CoderRec: Latent Reasoning Boosts Sequential Recommendation
CoderRec, a new sequential recommendation framework jointly developed by Tencent Advertising Technology and Tsinghua University, combines domain‑specific latent reasoning with cross‑scale model collaboration to capture implicit user intent and fuse large‑language‑model semantics with traditional recommender signals, achieving state‑of‑the‑art performance on multiple Amazon datasets.
Background
Sequential recommendation is increasingly embedded in everyday digital experiences, predicting the next item a user may want based on historical clicks, views, and purchases. Recent attempts to incorporate large language models (LLMs) have shown promise but face two major challenges: the scarcity of standardized reasoning data and the loss of rich semantic information when compressing LLM outputs into discrete IDs.
Challenges in Existing Methods
Reasoning data scarcity : Unlike mathematical reasoning, user behavior logic is highly contextual, subjective, and difficult to formalize, making high‑quality reasoning chains hard to obtain.
Insufficient semantic utilization : Current pipelines often compress LLM‑derived semantic embeddings into discrete IDs (e.g., via RQVAE), discarding much of the original semantic richness and limiting downstream recommendation performance.
CoderRec Overview
To address these issues, Tencent Advertising Technology and Tsinghua University propose CoderRec , a sequential recommendation framework that integrates domain‑specific latent reasoning and cross‑scale model collaboration . The core innovations are:
Latent reasoning mechanism : Enables the model to capture implicit user intent without manual annotation by activating reasoning processes in a latent space.
Cross‑scale model collaboration : Bridges high‑dimensional LLM semantics with low‑dimensional recommender representations, allowing mutual knowledge transfer.
Two‑stage training and representation alignment : Aligns LLM semantic knowledge with recommender signals through a dedicated loss.
Cross‑Scale Model Collaboration
LLMs such as Llama‑3 8B (4096‑dimensional representations) and Qwen‑3 4B (2560‑dimensional) vastly exceed the dimensionality of typical recommender models (≤128).
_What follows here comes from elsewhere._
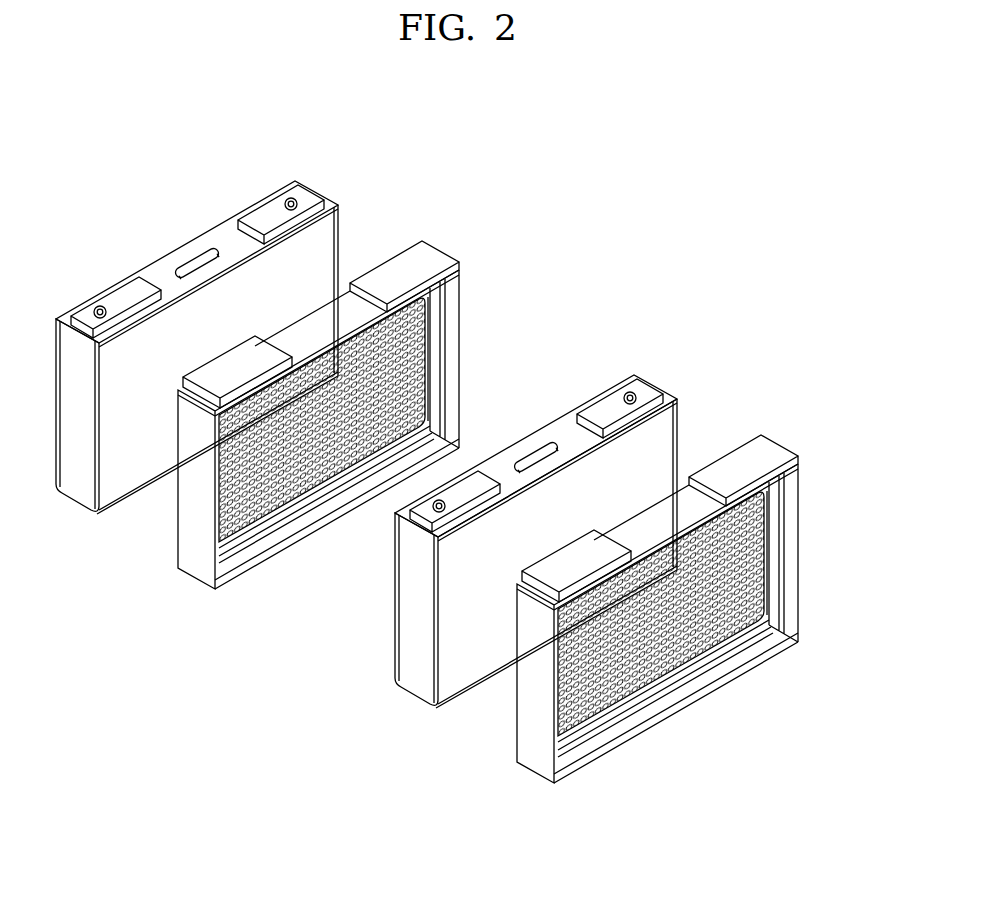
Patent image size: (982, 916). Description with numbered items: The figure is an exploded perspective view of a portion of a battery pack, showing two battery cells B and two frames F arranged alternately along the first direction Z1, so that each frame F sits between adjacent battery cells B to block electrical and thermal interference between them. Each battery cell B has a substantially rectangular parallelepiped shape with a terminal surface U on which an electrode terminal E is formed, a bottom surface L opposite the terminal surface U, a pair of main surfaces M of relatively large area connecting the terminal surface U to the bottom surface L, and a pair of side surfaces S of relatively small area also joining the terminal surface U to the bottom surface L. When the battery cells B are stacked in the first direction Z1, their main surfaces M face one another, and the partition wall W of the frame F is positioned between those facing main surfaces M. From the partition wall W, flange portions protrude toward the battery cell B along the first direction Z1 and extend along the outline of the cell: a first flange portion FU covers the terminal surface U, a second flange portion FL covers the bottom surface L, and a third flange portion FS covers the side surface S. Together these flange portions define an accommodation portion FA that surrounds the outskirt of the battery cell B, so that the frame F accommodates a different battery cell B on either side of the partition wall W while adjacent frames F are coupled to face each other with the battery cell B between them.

Direct linear mapping leads to representation collapse. CoderRec adopts RQVAE as a hierarchical quantization bridge, compressing LLM embeddings while preserving essential semantics. Unlike prior work that only compresses, CoderRec also reconstructs semantic IDs, enabling bidirectional information flow between large and small models.
To avoid conflicts where different items share similar early RQVAE dimensions, CoderRec combines raw item IDs with semantic IDs into a cross‑scale ID , jointly embedding both sources:
Item ID embedding : Standard embedding of each product ID.
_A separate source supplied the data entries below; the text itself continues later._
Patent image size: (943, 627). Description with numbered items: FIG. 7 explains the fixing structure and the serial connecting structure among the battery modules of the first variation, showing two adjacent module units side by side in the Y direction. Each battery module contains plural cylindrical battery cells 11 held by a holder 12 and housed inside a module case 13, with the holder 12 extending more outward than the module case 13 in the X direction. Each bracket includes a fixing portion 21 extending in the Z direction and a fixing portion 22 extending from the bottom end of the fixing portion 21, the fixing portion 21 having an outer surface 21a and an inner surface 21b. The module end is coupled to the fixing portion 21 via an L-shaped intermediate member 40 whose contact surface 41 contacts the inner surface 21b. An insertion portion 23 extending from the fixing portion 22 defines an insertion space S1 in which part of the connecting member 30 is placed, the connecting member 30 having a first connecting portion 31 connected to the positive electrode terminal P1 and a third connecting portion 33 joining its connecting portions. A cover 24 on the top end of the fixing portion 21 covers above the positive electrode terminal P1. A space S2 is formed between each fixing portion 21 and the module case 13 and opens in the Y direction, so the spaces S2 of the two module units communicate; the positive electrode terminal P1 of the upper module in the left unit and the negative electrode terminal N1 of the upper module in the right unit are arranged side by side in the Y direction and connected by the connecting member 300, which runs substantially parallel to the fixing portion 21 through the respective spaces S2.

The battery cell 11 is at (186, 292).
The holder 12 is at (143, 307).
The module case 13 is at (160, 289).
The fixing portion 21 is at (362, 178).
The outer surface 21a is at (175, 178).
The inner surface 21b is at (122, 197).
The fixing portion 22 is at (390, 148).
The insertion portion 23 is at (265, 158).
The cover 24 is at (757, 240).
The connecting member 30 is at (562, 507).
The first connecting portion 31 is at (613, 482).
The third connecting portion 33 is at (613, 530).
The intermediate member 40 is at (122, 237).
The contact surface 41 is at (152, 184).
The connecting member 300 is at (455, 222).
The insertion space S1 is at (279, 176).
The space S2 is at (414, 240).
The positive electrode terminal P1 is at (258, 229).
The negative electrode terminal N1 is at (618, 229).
Semantic ID embedding : Multi‑layer embedding table where each layer corresponds to an RQVAE codebook.
Fusion : A lightweight linear fusion layer merges the two embeddings into a unified item representation.
Domain‑Specific Latent Reasoning
Inspired by Quiet‑STaR, CoderRec introduces a domain‑specific latent reasoning mechanism. User interaction sequences are treated as sentences, and hidden “thought trajectories” are inferred to model the implicit decision logic behind item transitions. These latent trajectories are injected into the LLM via a special <think> token and trained with a parallel attention mask that restricts each thought token’s attention to its own trajectory and preceding items.
A reasoning fusion module learns to combine the LLM’s raw output h, latent thought representation l, and domain‑specific thought representation, with the fusion weights initialized to zero to ensure stable early‑stage training.
Training Strategy
Because of the representation gap between recommender and LLM components, training proceeds in two phases:
Pre‑training (warm‑up) : Train the recommender head on the downstream task to obtain a solid baseline.
Joint training : Simultaneously optimize the recommendation head (cross‑entropy loss) and the token‑prediction head (reconstructing semantic IDs via RQVAE), weighted by hyper‑parameters λ₁ and λ₂.
Experimental Results
Experiments on three Amazon sub‑datasets (Beauty, Sports & Outdoors, Musical Instruments) show that CoderRec consistently outperforms baselines such as SASRec, BERT4Rec, and recent LLM‑enhanced recommenders. The cross‑scale collaboration and latent reasoning each contribute significant gains, with latent reasoning improving both large‑scale and small‑scale models.
Conclusion
CoderRec is the first framework to embed latent reasoning into LLM‑based sequential recommendation, leveraging cross‑scale model collaboration to fuse semantic richness with domain‑specific signals. Extensive experiments validate its superiority, and future work will explore more efficient semantic alignment and extensions to multi‑intent or long‑term conversational scenarios.